La présence de données cliniques constitue d’ailleurs une exigence minimum de Candriam pour investir. « Un petit ensemble est souvent déjà suffisant pour une analyse de risque. Si bon nombre d’investisseurs ne misent pas encore sur l’action dans cette phase précoce, nous y voyons pour notre part une proportion idéale entre le potentiel de hausse et une estimation approfondie du risque. » Une étude de Candriam révèle que pour les investisseurs, le rendement des actions est principalement guidé par des données cliniques.

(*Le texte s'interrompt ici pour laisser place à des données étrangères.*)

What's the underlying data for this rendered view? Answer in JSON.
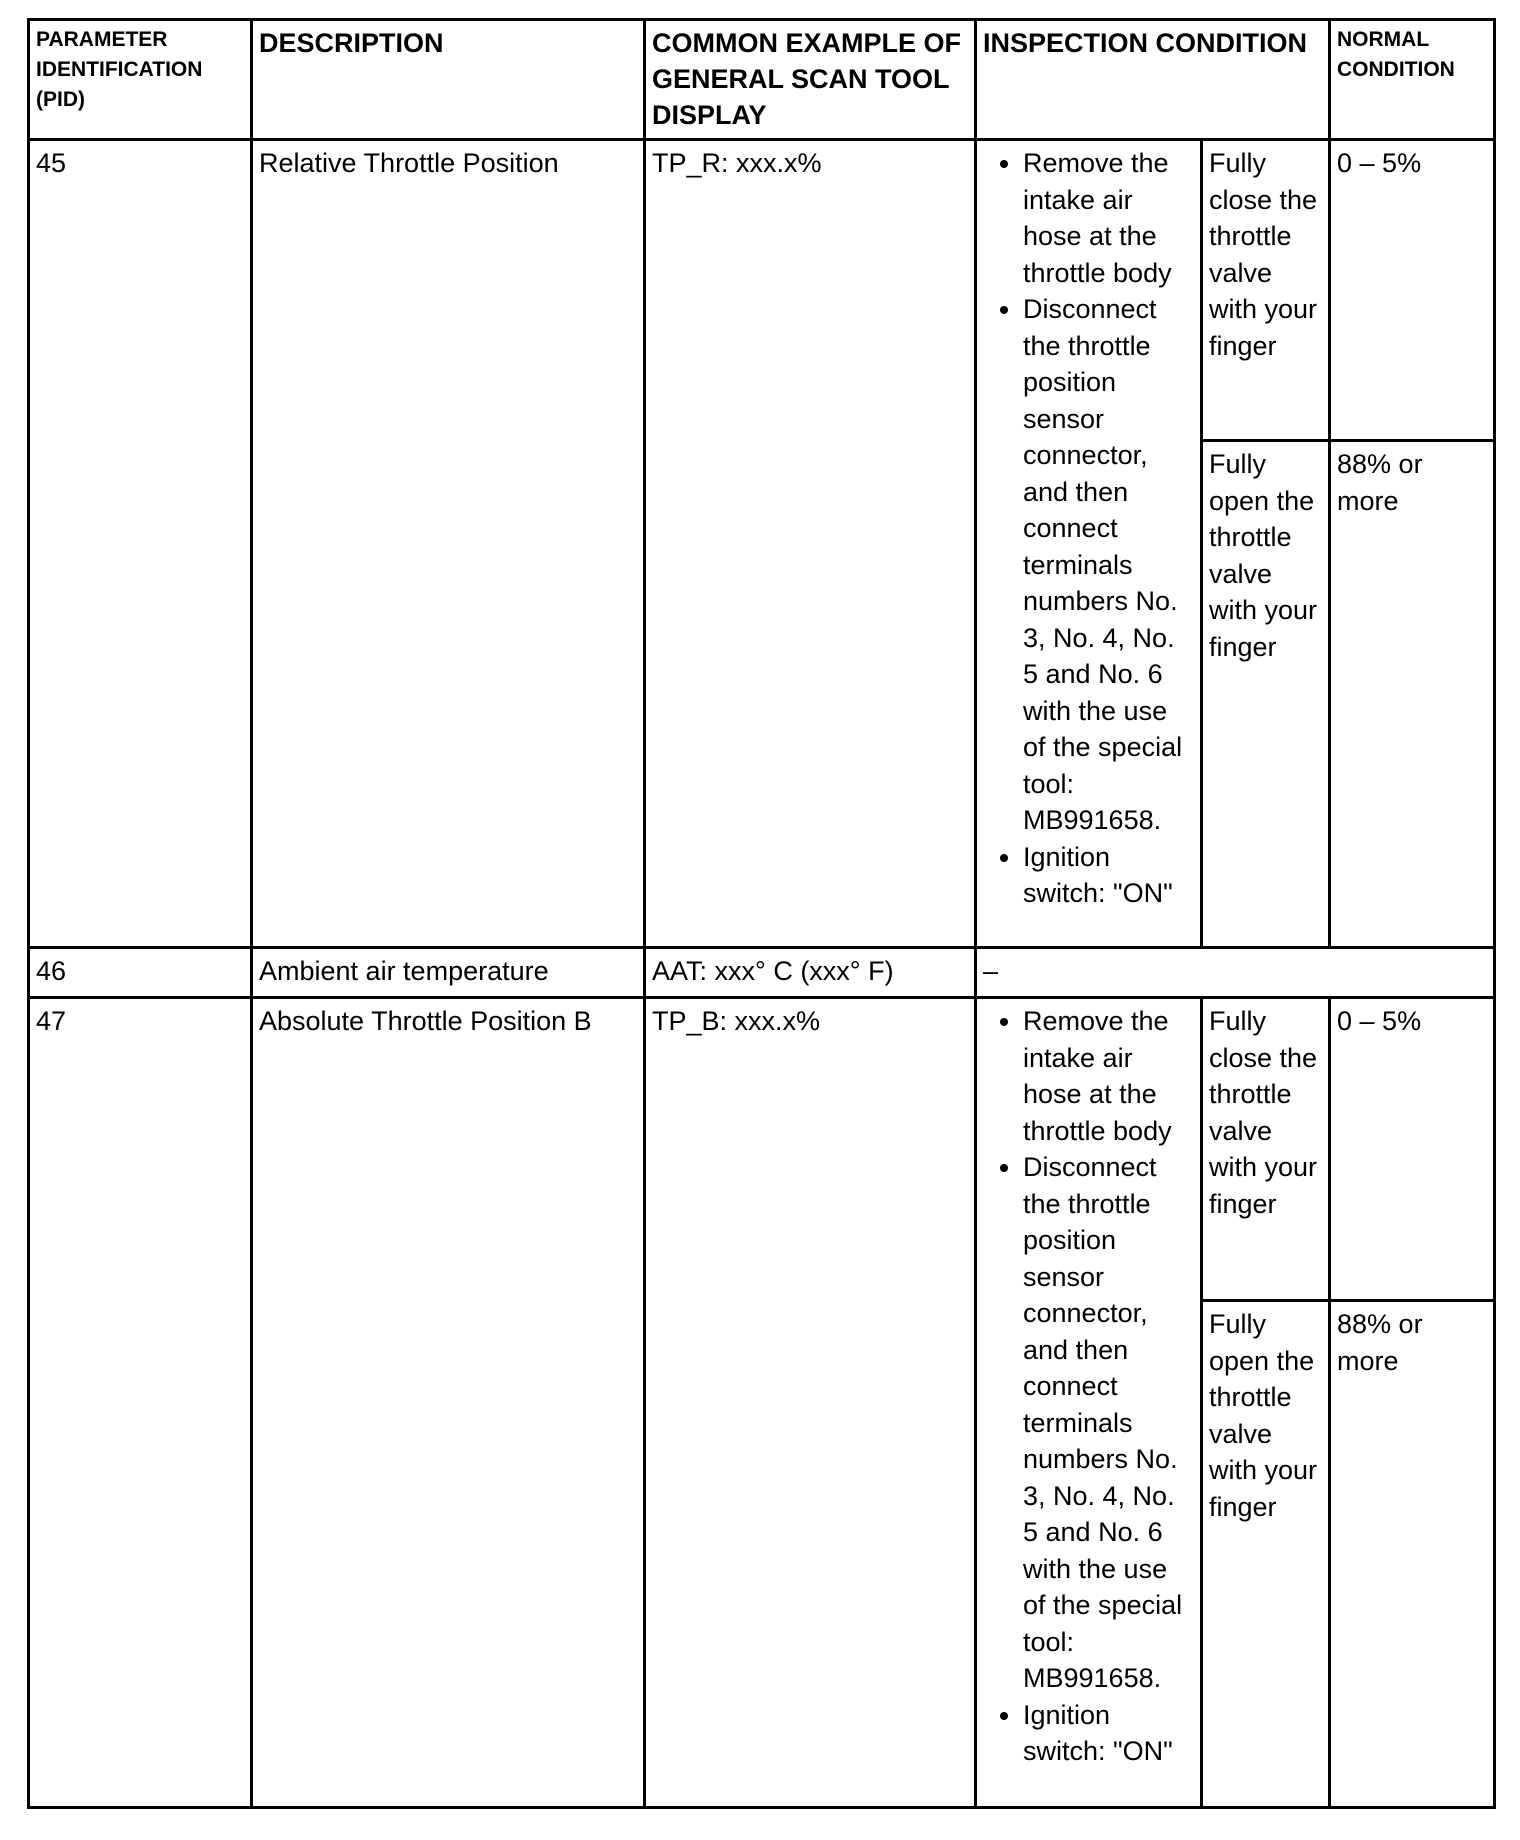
{
  "headers": {
    "pid": "PARAMETER IDENTIFICATION (PID)",
    "description": "DESCRIPTION",
    "display": "COMMON EXAMPLE OF GENERAL SCAN TOOL DISPLAY",
    "inspection": "INSPECTION CONDITION",
    "normal": "NORMAL CONDITION"
  },
  "rows": [
    {
      "pid": "45",
      "description": "Relative Throttle Position",
      "display": "TP_R: xxx.x%",
      "steps": [
        "Remove the intake air hose at the throttle body",
        "Disconnect the throttle position sensor connector, and then connect terminals numbers No. 3, No. 4, No. 5 and No. 6 with the use of the special tool: MB991658.",
        "Ignition switch: \"ON\""
      ],
      "conditions": [
        {
          "condition": "Fully close the throttle valve with your finger",
          "normal": "0 – 5%"
        },
        {
          "condition": "Fully open the throttle valve with your finger",
          "normal": "88% or more"
        }
      ]
    },
    {
      "pid": "46",
      "description": "Ambient air temperature",
      "display": "AAT: xxx° C (xxx° F)",
      "inspection": "–"
    },
    {
      "pid": "47",
      "description": "Absolute Throttle Position B",
      "display": "TP_B: xxx.x%",
      "steps": [
        "Remove the intake air hose at the throttle body",
        "Disconnect the throttle position sensor connector, and then connect terminals numbers No. 3, No. 4, No. 5 and No. 6 with the use of the special tool: MB991658.",
        "Ignition switch: \"ON\""
      ],
      "conditions": [
        {
          "condition": "Fully close the throttle valve with your finger",
          "normal": "0 – 5%"
        },
        {
          "condition": "Fully open the throttle valve with your finger",
          "normal": "88% or more"
        }
      ]
    }
  ]
}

L’approbation de médicaments a ceci de positif que l’autorité de supervision américaine, la FDA, et les entreprises biotech parviennent de mieux en mieux à se mettre à l’unisson, explique Servaas Michielssens. « L’année dernière, 59 médicaments ont été approuvés aux États-Unis : un record. »
En Amérique, le secteur fait toutefois l’objet d’un débat, entre autres quant à la tarification et au régime médical. La première est selon Servaas Michielssens la conséquence d’une « dérive des entreprises qui ont acheté certains médicaments et fait grimper les prix – je qualifierais cela de criminel ».
Le second consiste en le débat politique sur le concept ‹Medicare for All› ; ou le rôle de pilotage plus soutenu qui incombe au gouvernement américain. Alors que les fabricants et assureurs négocient les prix des médicaments, un système Medicare for All, dans lequel l’État s’opposerait au fabricant, pourrait faire baisser les prix. « À l’approche des prochaines élections présidentielles américaines, je prévois davantage de volatilité pour le biotech, » conclut Servaas Michielssens.